The recurring deposit account allows any individual to deposit a fixed amount every month. The term period for the account is 5 years, which can be renewed and extended to 10 years. Similar to savings account, there are no tax benefits available and the interest is fully taxable.


The monthly income scheme provides, as the name suggests, a monthly income to the individual against the deposit. The minimum amount required to deposit is INR 1500 with a maximum limit of INR 4.5 Lakh per individual (9 lakhs for a joint account). The term for the scheme is 5 years, any premature withdrawal between 1-3 years attracts a 2% penalty and any withdrawal between 3-4 years attracts a 1% penalty charge.


The PPF has a term of 15 years, which can be extended indefinitely in blocks of 5 years. The interest on PPF is tax-free and contributions to PPF are tax deductible up to INR 1.5 lakh per annum.


Kisan Vikas Patra needs a minimum investment of INR 1000 with no upper limit. Any premature withdrawal is allowed 2.5 years after the purchase. The scheme has no tax rebate on contributions or interest earned. An account can be opened on behalf of a minor under KVP.


The minimum investment required for the NSC is INR 100 with no maximum limit. The term of the scheme is 5 years. The scheme offers tax benefit in the form of interest earned is deemed to be reinvested and eligible for tax deduction up to INR 1.5 lakh under 80C, the principal amount also counts towards the same tax deduction up to INR 1.5 lakh.

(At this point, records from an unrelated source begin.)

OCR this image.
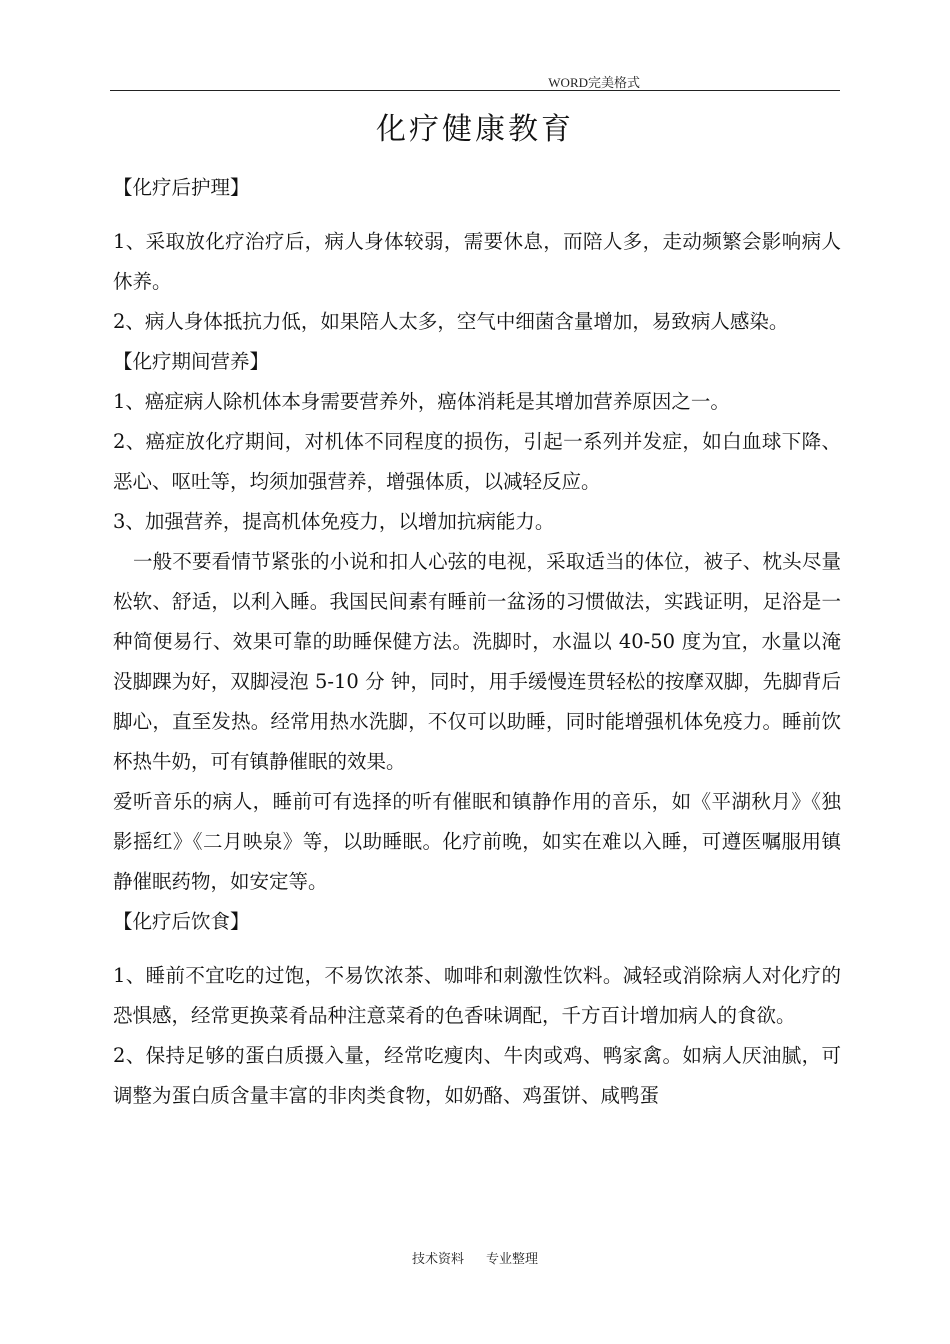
WORD完美格式
化疗健康教育

【化疗后护理】

1、采取放化疗治疗后，病人身体较弱，需要休息，而陪人多，走动频繁会影响病人休养。

2、病人身体抵抗力低，如果陪人太多，空气中细菌含量增加，易致病人感染。

【化疗期间营养】

1、癌症病人除机体本身需要营养外，癌体消耗是其增加营养原因之一。

2、癌症放化疗期间，对机体不同程度的损伤，引起一系列并发症，如白血球下降、恶心、呕吐等，均须加强营养，增强体质，以减轻反应。

3、加强营养，提高机体免疫力，以增加抗病能力。

一般不要看情节紧张的小说和扣人心弦的电视，采取适当的体位，被子、枕头尽量松软、舒适，以利入睡。我国民间素有睡前一盆汤的习惯做法，实践证明，足浴是一种简便易行、效果可靠的助睡保健方法。洗脚时，水温以 40-50 度为宜，水量以淹没脚踝为好，双脚浸泡 5-10 分 钟，同时，用手缓慢连贯轻松的按摩双脚，先脚背后脚心，直至发热。经常用热水洗脚，不仅可以助睡，同时能增强机体免疫力。睡前饮杯热牛奶，可有镇静催眠的效果。

爱听音乐的病人，睡前可有选择的听有催眠和镇静作用的音乐，如《平湖秋月》《独影摇红》《二月映泉》等，以助睡眠。化疗前晚，如实在难以入睡，可遵医嘱服用镇静催眠药物，如安定等。

【化疗后饮食】

1、睡前不宜吃的过饱，不易饮浓茶、咖啡和刺激性饮料。减轻或消除病人对化疗的恐惧感，经常更换菜肴品种注意菜肴的色香味调配，千方百计增加病人的食欲。

2、保持足够的蛋白质摄入量，经常吃瘦肉、牛肉或鸡、鸭家禽。如病人厌油腻，可调整为蛋白质含量丰富的非肉类食物，如奶酪、鸡蛋饼、咸鸭蛋

技术资料 专业整理
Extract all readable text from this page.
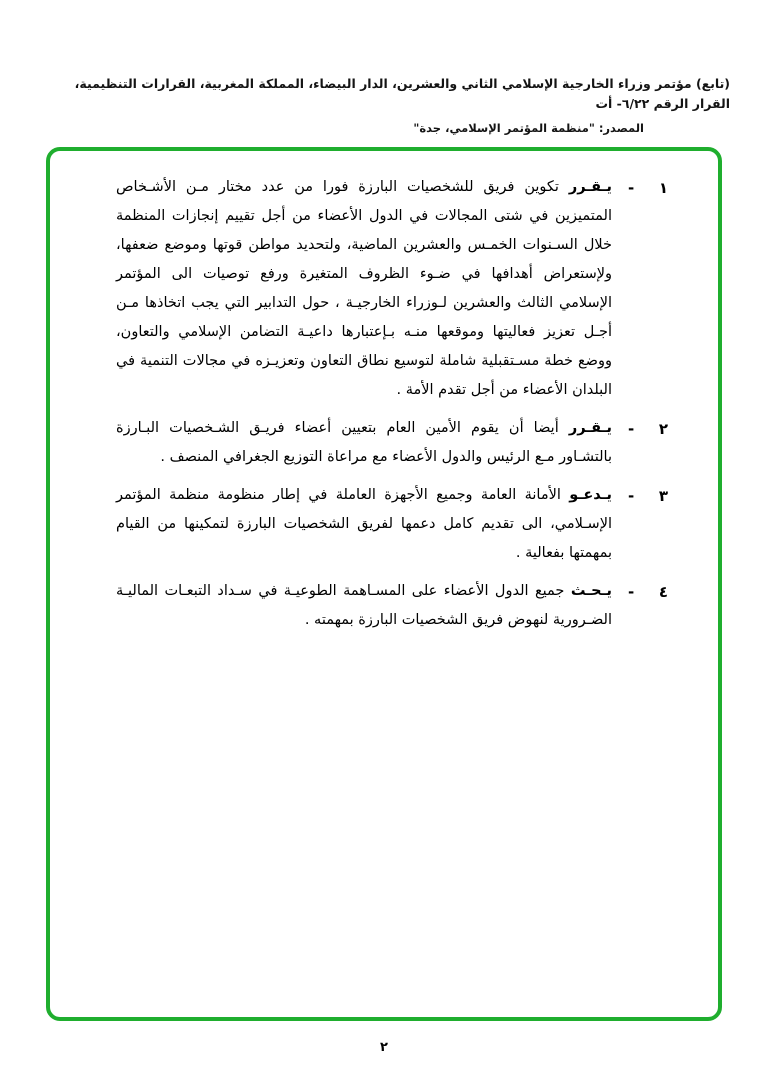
(تابع) مؤتمر وزراء الخارجية الإسلامي الثاني والعشرين، الدار البيضاء، المملكة المغربية، القرارات التنظيمية، القرار الرقم ٦/٢٢- أت
المصدر: "منظمة المؤتمر الإسلامي، جدة"
١
-
يـقـرر تكوين فريق للشخصيات البارزة فورا من عدد مختار مـن الأشـخاص المتميزين في شتى المجالات في الدول الأعضاء من أجل تقييم إنجازات المنظمة خلال السـنوات الخمـس والعشرين الماضية، ولتحديد مواطن قوتها وموضع ضعفها، ولإستعراض أهدافها في ضـوء الظروف المتغيرة ورفع توصيات الى المؤتمر الإسلامي الثالث والعشرين لـوزراء الخارجيـة ، حول التدابير التي يجب اتخاذها مـن أجـل تعزيز فعاليتها وموقعها منـه بـإعتبارها داعيـة التضامن الإسلامي والتعاون، ووضع خطة مسـتقبلية شاملة لتوسيع نطاق التعاون وتعزيـزه في مجالات التنمية في البلدان الأعضاء من أجل تقدم الأمة .
٢
-
يـقـرر أيضا أن يقوم الأمين العام بتعيين أعضاء فريـق الشـخصيات البـارزة بالتشـاور مـع الرئيس والدول الأعضاء مع مراعاة التوزيع الجغرافي المنصف .
٣
-
يـدعـو الأمانة العامة وجميع الأجهزة العاملة في إطار منظومة منظمة المؤتمر الإسـلامي، الى تقديم كامل دعمها لفريق الشخصيات البارزة لتمكينها من القيام بمهمتها بفعالية .
٤
-
يـحـث جميع الدول الأعضاء على المسـاهمة الطوعيـة في سـداد التبعـات الماليـة الضـرورية لنهوض فريق الشخصيات البارزة بمهمته .
٢
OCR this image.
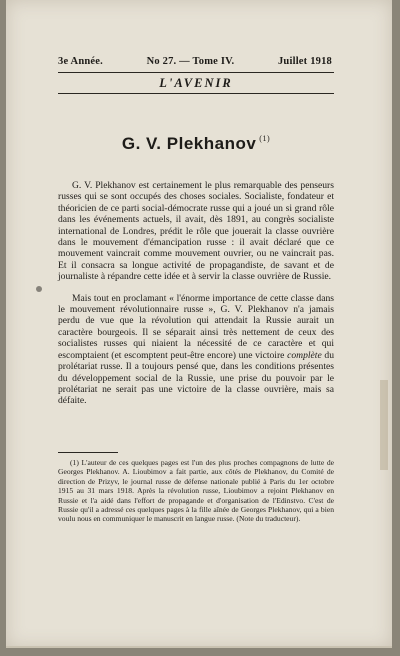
3e Année.	No 27. — Tome IV.	Juillet 1918
L'AVENIR
G. V. Plekhanov $^{(1)}$

G. V. Plekhanov est certainement le plus remarquable des penseurs russes qui se sont occupés des choses sociales. Socialiste, fondateur et théoricien de ce parti social-démocrate russe qui a joué un si grand rôle dans les événements actuels, il avait, dès 1891, au congrès socialiste international de Londres, prédit le rôle que jouerait la classe ouvrière dans le mouvement d'émancipation russe : il avait déclaré que ce mouvement vaincrait comme mouvement ouvrier, ou ne vaincrait pas. Et il consacra sa longue activité de propagandiste, de savant et de journaliste à répandre cette idée et à servir la classe ouvrière de Russie.

Mais tout en proclamant « l'énorme importance de cette classe dans le mouvement révolutionnaire russe », G. V. Plekhanov n'a jamais perdu de vue que la révolution qui attendait la Russie aurait un caractère bourgeois. Il se séparait ainsi très nettement de ceux des socialistes russes qui niaient la nécessité de ce caractère et qui escomptaient (et escomptent peut-être encore) une victoire complète du prolétariat russe. Il a toujours pensé que, dans les conditions présentes du développement social de la Russie, une prise du pouvoir par le prolétariat ne serait pas une victoire de la classe ouvrière, mais sa défaite.

(1) L'auteur de ces quelques pages est l'un des plus proches compagnons de lutte de Georges Plekhanov. A. Lioubimov a fait partie, aux côtés de Plekhanov, du Comité de direction de Prizyv, le journal russe de défense nationale publié à Paris du 1er octobre 1915 au 31 mars 1918. Après la révolution russe, Lioubimov a rejoint Plekhanov en Russie et l'a aidé dans l'effort de propagande et d'organisation de l'Edinstvo. C'est de Russie qu'il a adressé ces quelques pages à la fille aînée de Georges Plekhanov, qui a bien voulu nous en communiquer le manuscrit en langue russe. (Note du traducteur).
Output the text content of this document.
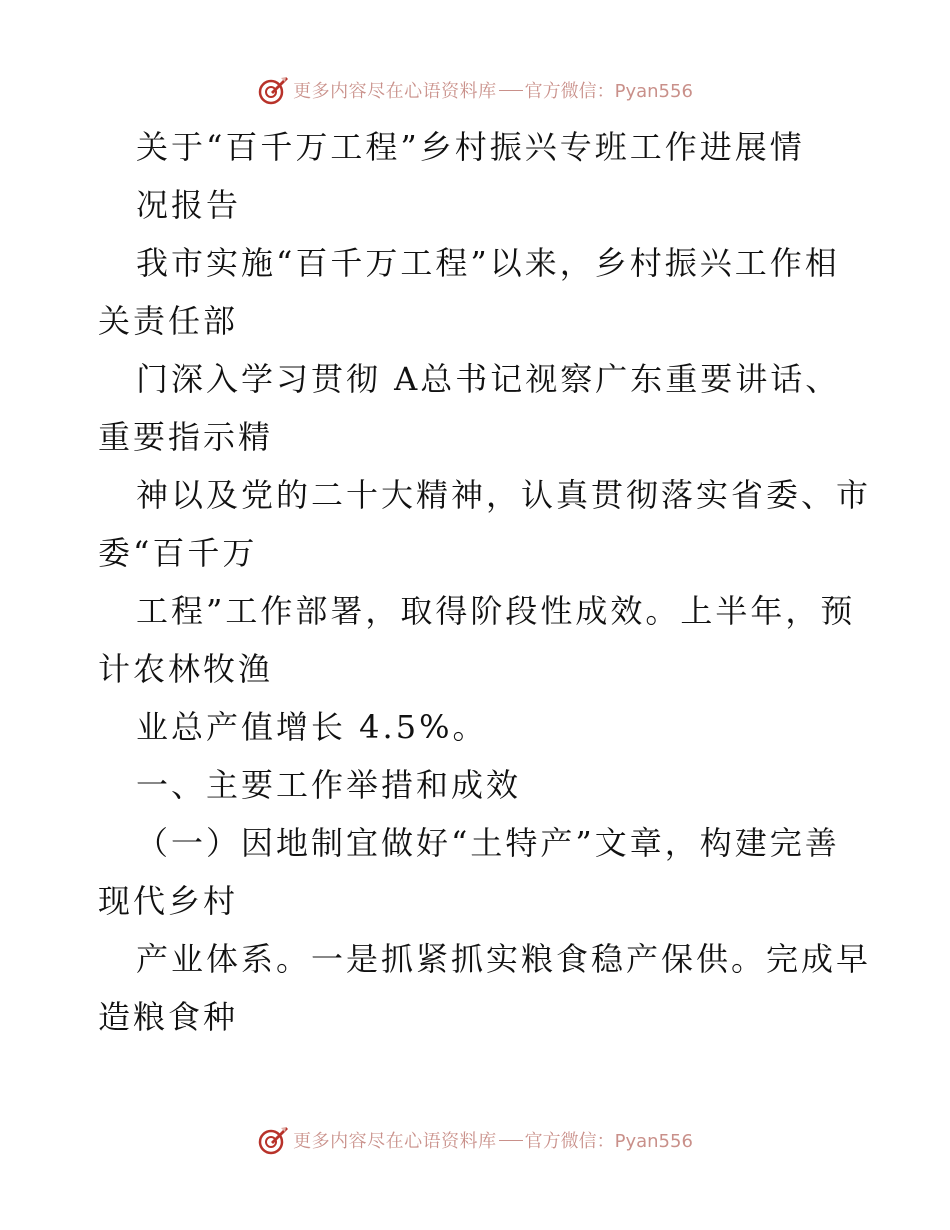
更多内容尽在心语资料库 官方微信：Pyan556
关于“百千万工程”乡村振兴专班工作进展情
况报告
我市实施“百千万工程”以来，乡村振兴工作相
关责任部
门深入学习贯彻 A总书记视察广东重要讲话、
重要指示精
神以及党的二十大精神，认真贯彻落实省委、市
委“百千万
工程”工作部署，取得阶段性成效。上半年，预
计农林牧渔
业总产值增长 4.5%。
一、主要工作举措和成效
（一）因地制宜做好“土特产”文章，构建完善
现代乡村
产业体系。一是抓紧抓实粮食稳产保供。完成早
造粮食种
更多内容尽在心语资料库 官方微信：Pyan556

Saving Schemes for Girl Child

Launched in 2015, the scheme is aimed specifically at the girl child.

Sukanya Samriddhi YOJANA

The scheme is for a girl child who is 10 years of age or younger. The account can be opened by a parent or legal guardian for a girl child. The minimum annual investment required is INR 1000 with a maximum annual limit of INR 1.5 lakh. The scheme has a maturity of 21 years after opening or on the marriage of the girl child after she reaches the age of 18. Premature withdrawal of 50% of the balance is allowed after the girl crosses 18 years, even if she is not married. The scheme also has tax benefits, the interest is tax-free and the contribution is tax-deductable under Section 80C.

Saving Schemes for Senior Citizens

Caters to senior citizens, individuals aged 60 and above. Offers higher interest than prevailing FD rates. Tax deduction for annual contribution up to 1.5 lakh under 80C. 


The SCSS is for senior citizens above the age of 60. The minimum required investment is INR 1000 and the maximum investment is INR 15 lakhs. SCSS has a tenure of 5 years, which can be extended for another 3 years if requested within 1 year of the original maturity. The scheme offers tax benefits in the form of tax-deductible up to INR 1.5 lakh per annum under 80 C, however the interest in fully taxable. Premature closure of the account leads to a 1.5% penalty if the closure is requested 1-2 years from account opening and 1% if requested after 2 years.